Just hours after the interviews were broadcast on the BBC's Asia Network radio station, whose heavy diet of Bollywood songs and sub-continental news is targeted at Asians, sections of the community admitted it was an eye-catching initiative by the security services.
MI5's current haul of black and ethnic minority staff stands at 6.5 per cent and the new publicity drive is seen as more than just another shard of political correctness. The intelligence services have long admitted their need for agents who belong to immigrant communities in order to identify potential threats to the UK.

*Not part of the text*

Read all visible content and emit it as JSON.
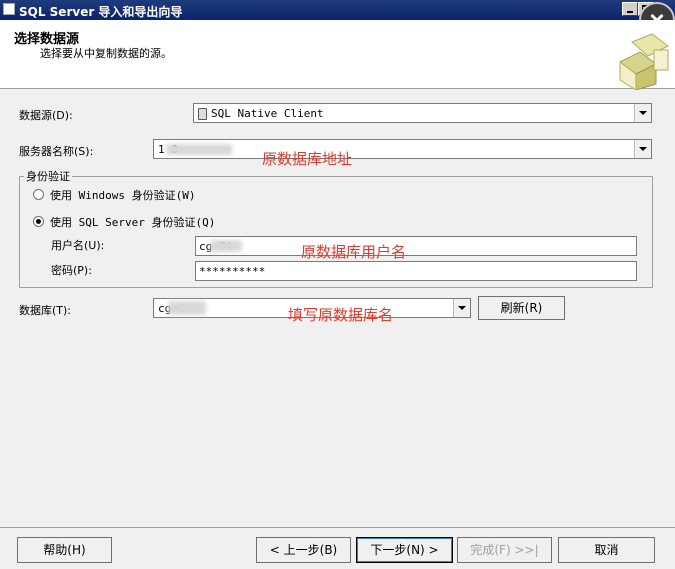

But MI5's decision to showcase at least one agent bearing a Hindu moniker is seen to be part of its attempt to reassure British Muslims they are not the only targets of the enhanced drive to infiltrate immigrant communities.
Both 'Jayshree' and 'Shahzad' affirmed that their MI5 work was not about targeting specific religious or racial communities but about tracking individuals who might mean harm to their host country.
Agent 'Jayshree', who analyses intelligence from domestic and overseas sources, described her double life as an exercise in discretion. She said, "When out with friends or relations I tend to be quite vague about my work - I don't want the unnecessary attention". But as a good Asian girl, she admitted her parents were in on the secret but had never been "as excited or interested" as she thought they would be.
MI5, whose chief Jonathan Evans recently declared that at least 2,000 potential terrorists were on the run in the UK, plans to increase its 3,000-strong workforce to 4,000 by 2011. It wants a significant proportion of them to be Hindu, Muslim and Sikh, thus raising the possibility of Agents Amar, Akbar and Anmol Singh increasingly becoming a reality.